Merkwürdigerweise reagierte sein Großvater ziemlich gelassen und fragte nur: „Wie soll es denn jetzt mit der Schule weitergehen?“

Er wusste nicht, dass sein Enkel nicht mehr zur Schule ging und auch keine Lehrstelle gefunden hatte.

Offensichtlich war seinem Großvater nicht bewusst, dass man für eine gute Berufsausbildung nicht nur Glück, sondern auch kurze Haare haben musste. Wladimir erklärte: „Ich werde meinen Schulabschluss später nachholen.“

Großvater meinte: „Du kannst bei mir bleiben, solange du willst.“

Da wurde Wladimir bewusst, wie einsam sein Großvater war, dass er ihn trotz seiner geringen Rente bei sich wohnen lassen wollte. Eine Mischung aus Mitleid und Dankbarkeit durchströmte ihn. Wladimir antwortete: „Ich werde gleich der Mutter nach Deutschland schreiben, dass sie das Geld für mich jetzt hierher schicken soll.“

Als er mit dem Frühstück fertig war, fühlte sich Wladimir seit längerer Zeit wieder ausgezeichnet. Die Wärme der Küche und die Bereitschaft seines Großvaters, ihn hier aufzunehmen, versetzten ihn in eine gehobene Stimmung. Er beschloss, sich viel Mühe zu geben, um gut mit Großvater auszukommen und ihm so viel wie möglich zu helfen.

Die Tage vergingen. Großvater und er gewöhnten sich schnell an die neue Situation. Ihr Zusammenleben gestaltete sich ohne größere Konflikte, manchmal sogar recht harmonisch. Jeden Morgen ging Wladimir hinunter in den Hof, hackte Holz, trug es in einem alten Weidenkorb hinauf und machte Feuer im Ofen. Großvater kochte und beide erledigten den Rest der Hausarbeit gemeinsam. Wladimir ging nur in die Stadt, um einzukaufen, sodass er die Beschimpfungen und Beleidigungen wegen seiner langen Haare nur selten ertragen musste.

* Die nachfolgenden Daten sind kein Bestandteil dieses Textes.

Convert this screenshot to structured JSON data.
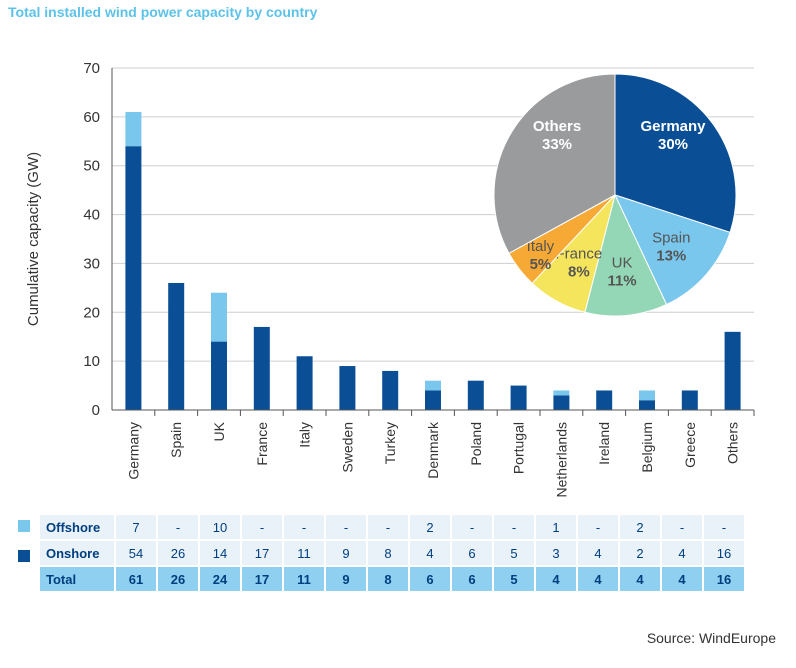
{
  "title": "Total installed wind power capacity by country",
  "source": "Source: WindEurope",
  "colors": {
    "onshore": "#0a4f96",
    "offshore": "#79c7ed"
  },
  "chart_data": [
    {
      "type": "bar",
      "stacked": true,
      "ylabel": "Cumulative capacity (GW)",
      "xlabel": "",
      "ylim": [
        0,
        70
      ],
      "yticks": [
        0,
        10,
        20,
        30,
        40,
        50,
        60,
        70
      ],
      "grid": true,
      "categories": [
        "Germany",
        "Spain",
        "UK",
        "France",
        "Italy",
        "Sweden",
        "Turkey",
        "Denmark",
        "Poland",
        "Portugal",
        "Netherlands",
        "Ireland",
        "Belgium",
        "Greece",
        "Others"
      ],
      "series": [
        {
          "name": "Onshore",
          "color": "#0a4f96",
          "values": [
            54,
            26,
            14,
            17,
            11,
            9,
            8,
            4,
            6,
            5,
            3,
            4,
            2,
            4,
            16
          ]
        },
        {
          "name": "Offshore",
          "color": "#79c7ed",
          "values": [
            7,
            0,
            10,
            0,
            0,
            0,
            0,
            2,
            0,
            0,
            1,
            0,
            2,
            0,
            0
          ]
        }
      ]
    },
    {
      "type": "pie",
      "slices": [
        {
          "label": "Germany",
          "value": 30,
          "text": "30%",
          "color": "#0a4f96",
          "label_color": "#ffffff"
        },
        {
          "label": "Spain",
          "value": 13,
          "text": "13%",
          "color": "#79c7ed",
          "label_color": "#555555"
        },
        {
          "label": "UK",
          "value": 11,
          "text": "11%",
          "color": "#93d7b6",
          "label_color": "#555555"
        },
        {
          "label": "France",
          "value": 8,
          "text": "8%",
          "color": "#f5e55c",
          "label_color": "#555555"
        },
        {
          "label": "Italy",
          "value": 5,
          "text": "5%",
          "color": "#f7a935",
          "label_color": "#555555"
        },
        {
          "label": "Others",
          "value": 33,
          "text": "33%",
          "color": "#9a9b9d",
          "label_color": "#ffffff"
        }
      ]
    },
    {
      "type": "table",
      "rows": [
        {
          "label": "Offshore",
          "color": "#79c7ed",
          "cells": [
            "7",
            "-",
            "10",
            "-",
            "-",
            "-",
            "-",
            "2",
            "-",
            "-",
            "1",
            "-",
            "2",
            "-",
            "-"
          ]
        },
        {
          "label": "Onshore",
          "color": "#0a4f96",
          "cells": [
            "54",
            "26",
            "14",
            "17",
            "11",
            "9",
            "8",
            "4",
            "6",
            "5",
            "3",
            "4",
            "2",
            "4",
            "16"
          ]
        },
        {
          "label": "Total",
          "color": "",
          "cells": [
            "61",
            "26",
            "24",
            "17",
            "11",
            "9",
            "8",
            "6",
            "6",
            "5",
            "4",
            "4",
            "4",
            "4",
            "16"
          ]
        }
      ]
    }
  ]
}
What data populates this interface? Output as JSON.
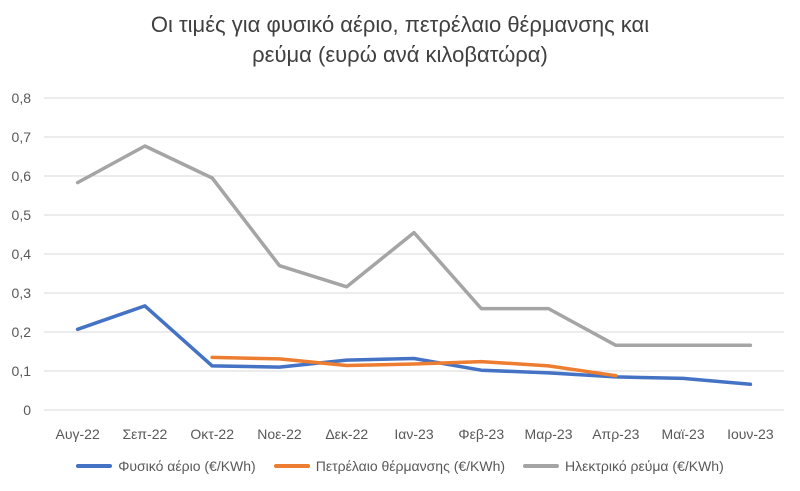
{
  "chart_data": {
    "type": "line",
    "title_lines": [
      "Οι τιμές για φυσικό αέριο, πετρέλαιο θέρμανσης και",
      "ρεύμα (ευρώ ανά κιλοβατώρα)"
    ],
    "categories": [
      "Αυγ-22",
      "Σεπ-22",
      "Οκτ-22",
      "Νοε-22",
      "Δεκ-22",
      "Ιαν-23",
      "Φεβ-23",
      "Μαρ-23",
      "Απρ-23",
      "Μαϊ-23",
      "Ιουν-23"
    ],
    "ylim": [
      0,
      0.8
    ],
    "yticks": [
      "0",
      "0,1",
      "0,2",
      "0,3",
      "0,4",
      "0,5",
      "0,6",
      "0,7",
      "0,8"
    ],
    "grid": true,
    "legend_position": "bottom",
    "series": [
      {
        "name": "Φυσικό αέριο (€/KWh)",
        "color": "#4472c4",
        "values": [
          0.207,
          0.267,
          0.113,
          0.11,
          0.128,
          0.132,
          0.102,
          0.095,
          0.085,
          0.081,
          0.066
        ]
      },
      {
        "name": "Πετρέλαιο θέρμανσης (€/KWh)",
        "color": "#ed7d31",
        "values": [
          null,
          null,
          0.135,
          0.131,
          0.114,
          0.118,
          0.124,
          0.113,
          0.088,
          null,
          null
        ]
      },
      {
        "name": "Ηλεκτρικό ρεύμα (€/KWh)",
        "color": "#a5a5a5",
        "values": [
          0.583,
          0.677,
          0.595,
          0.37,
          0.316,
          0.455,
          0.26,
          0.26,
          0.166,
          0.166,
          0.166
        ]
      }
    ]
  }
}
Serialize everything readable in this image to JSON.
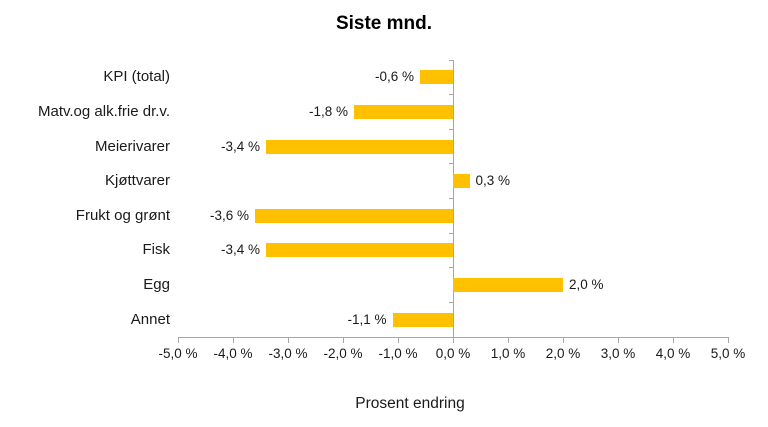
{
  "chart_data": {
    "type": "bar",
    "orientation": "horizontal",
    "title": "Siste mnd.",
    "xlabel": "Prosent endring",
    "categories": [
      "KPI (total)",
      "Matv.og alk.frie dr.v.",
      "Meierivarer",
      "Kjøttvarer",
      "Frukt og grønt",
      "Fisk",
      "Egg",
      "Annet"
    ],
    "values": [
      -0.6,
      -1.8,
      -3.4,
      0.3,
      -3.6,
      -3.4,
      2.0,
      -1.1
    ],
    "value_labels": [
      "-0,6 %",
      "-1,8 %",
      "-3,4 %",
      "0,3 %",
      "-3,6 %",
      "-3,4 %",
      "2,0 %",
      "-1,1 %"
    ],
    "xlim": [
      -5,
      5
    ],
    "xticks": [
      -5,
      -4,
      -3,
      -2,
      -1,
      0,
      1,
      2,
      3,
      4,
      5
    ],
    "xtick_labels": [
      "-5,0 %",
      "-4,0 %",
      "-3,0 %",
      "-2,0 %",
      "-1,0 %",
      "0,0 %",
      "1,0 %",
      "2,0 %",
      "3,0 %",
      "4,0 %",
      "5,0 %"
    ],
    "bar_color": "#FFC000",
    "axis_color": "#A6A6A6",
    "text_color": "#1A1A1A",
    "grid": false,
    "legend": null
  }
}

Häufig erzählte der Großvater von früheren, weit zurück­liegenden Tagen, als Kroatien noch Teil der österreichisch-ungarischen Monarchie gewesen war. Dann schwärmte er von dem besseren Leben, das man damals geführt hätte. Außerdem behauptete er, dass die Menschen in seiner Jugendzeit viel ehrlicher und bescheidener gewesen wären.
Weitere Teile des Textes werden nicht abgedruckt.